Vertical-cavity lasers can also be packed more closely on the wafer
than other surface emitters. Typically, each laser element is 10 to 20 micrometres
across, and about 300 micrometres from its neighbours. The laser elements
can be made smaller and pressed much closer if the material between them
is etched away. Two years ago at Bell Laboratories, Jack Jewell etched lasers
as small as 1.5 micrometres across, spaced only a few micrometres apart,
thus packing more than a million lasers onto an area of only 0.5 square
centimetres.
There is a trade-off for this high packing density. The power a laser
can generate depends partly on the volume of material from which it extracts
light energy. If the laser mirrors are placed in the junction plane, as
in an edge-emitter, they can extract light from an area of the junction
a few micrometres wide and a few hundred micrometres long. Mirrors above
and below the junction plane extract light from a much smaller area, typically
a few micrometres to 20 micrometres in diameter. In practice, this means
that the mirrors on vertical-cavity lasers must reflect light much more
efficiently than those on edge emitters.
Powers available from vertical-cavity lasers smaller than about 20 micrometres
will remain low – the highest so far is about 3 milliwatts per laser element.

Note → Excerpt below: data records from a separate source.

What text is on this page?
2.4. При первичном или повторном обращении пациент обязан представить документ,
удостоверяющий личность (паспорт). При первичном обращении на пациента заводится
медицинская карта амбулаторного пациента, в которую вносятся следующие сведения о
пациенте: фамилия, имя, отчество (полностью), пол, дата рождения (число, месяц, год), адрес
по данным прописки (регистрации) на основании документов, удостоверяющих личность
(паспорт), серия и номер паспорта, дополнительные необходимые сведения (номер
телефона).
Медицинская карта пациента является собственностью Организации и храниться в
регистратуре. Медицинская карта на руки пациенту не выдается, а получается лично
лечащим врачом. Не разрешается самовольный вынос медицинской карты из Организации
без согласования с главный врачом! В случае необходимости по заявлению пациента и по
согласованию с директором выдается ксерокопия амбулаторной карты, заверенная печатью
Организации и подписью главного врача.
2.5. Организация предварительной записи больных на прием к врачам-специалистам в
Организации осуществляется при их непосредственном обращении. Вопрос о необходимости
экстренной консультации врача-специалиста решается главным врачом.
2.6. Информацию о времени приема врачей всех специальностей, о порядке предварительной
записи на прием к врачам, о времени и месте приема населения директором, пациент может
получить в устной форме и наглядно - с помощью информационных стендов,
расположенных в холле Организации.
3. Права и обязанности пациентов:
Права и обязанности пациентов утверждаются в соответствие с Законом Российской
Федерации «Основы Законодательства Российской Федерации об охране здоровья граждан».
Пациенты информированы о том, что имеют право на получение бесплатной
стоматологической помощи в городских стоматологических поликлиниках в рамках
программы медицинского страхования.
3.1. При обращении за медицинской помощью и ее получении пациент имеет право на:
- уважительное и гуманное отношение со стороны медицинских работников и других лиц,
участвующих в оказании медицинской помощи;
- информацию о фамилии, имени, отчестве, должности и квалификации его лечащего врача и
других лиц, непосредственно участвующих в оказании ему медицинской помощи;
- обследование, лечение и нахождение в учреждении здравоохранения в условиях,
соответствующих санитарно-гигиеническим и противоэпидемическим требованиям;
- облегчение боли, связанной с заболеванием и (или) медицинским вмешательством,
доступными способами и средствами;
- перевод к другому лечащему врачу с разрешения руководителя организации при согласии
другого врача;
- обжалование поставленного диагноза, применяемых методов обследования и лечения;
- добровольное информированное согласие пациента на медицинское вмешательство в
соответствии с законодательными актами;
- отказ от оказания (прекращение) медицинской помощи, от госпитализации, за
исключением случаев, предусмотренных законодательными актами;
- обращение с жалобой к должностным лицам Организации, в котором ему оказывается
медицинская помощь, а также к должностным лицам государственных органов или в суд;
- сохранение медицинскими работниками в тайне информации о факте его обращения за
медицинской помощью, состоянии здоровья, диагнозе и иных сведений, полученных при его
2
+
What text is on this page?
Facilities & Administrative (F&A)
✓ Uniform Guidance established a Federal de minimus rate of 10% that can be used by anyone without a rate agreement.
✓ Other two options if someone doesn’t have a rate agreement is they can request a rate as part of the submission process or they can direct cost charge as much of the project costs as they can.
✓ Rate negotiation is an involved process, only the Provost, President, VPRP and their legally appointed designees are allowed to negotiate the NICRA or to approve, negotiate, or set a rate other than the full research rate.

Larry Coldren of the University of California at Santa Barbara says that
10 milliwatts may be possible eventually, which should be sufficient for
the major expected uses of vertical-cavity lasers, in arrays for high-speed
communications or computing. However, Coldren warns of problems, including
removing waste heat from such a small volume, making current flow easily
and uniformly through the structure, and confining light and electrons for
efficient laser operation.
The vertical-cavity design, such as the 140-element array, also allows
the laser elements on one chip to generate different wavelengths. While
semiconductor composition determines the range of possible wavelengths,
the exact wavelength is set by the distance between the laser mirrors. The
round-trip distance must be an exact multiple of the wavelength, so changing
the spacing changes the wavelength or the multiple. If the mirrors are hundreds
of wavelengths apart – as they are in edge-emitting lasers – the multiple
changes. However, if the mirrors are only a few wavelengths apart, the wavelength
changes predictably (the longer the spacing, the longer the wavelength).
To produce its multi-wavelength array, Bellcore varied the thickness of
one layer diagonally across the wafer, so that it was thickest at one corner
and thinnest at the opposite corner. It was this smooth variation in mirror
spacing that provided the 0.3-nanometre shift in wavelength between adjacent
laser elements.
Advanced semiconductor laser technology will not instantly consign other
lasers to the scrap heap, any more than integrated circuits wiped out valves
and discrete transistors in a day. Semiconductor lasers are far from matching
the highest powers or shortest wavelengths available from other lasers.
What they will do is help to create new applications for lasers, in areas
such as optical computing and communications. They are likely to bring surprises,
and perhaps even new uses for older laser technology, just as integrated
circuits created new roles for electronics.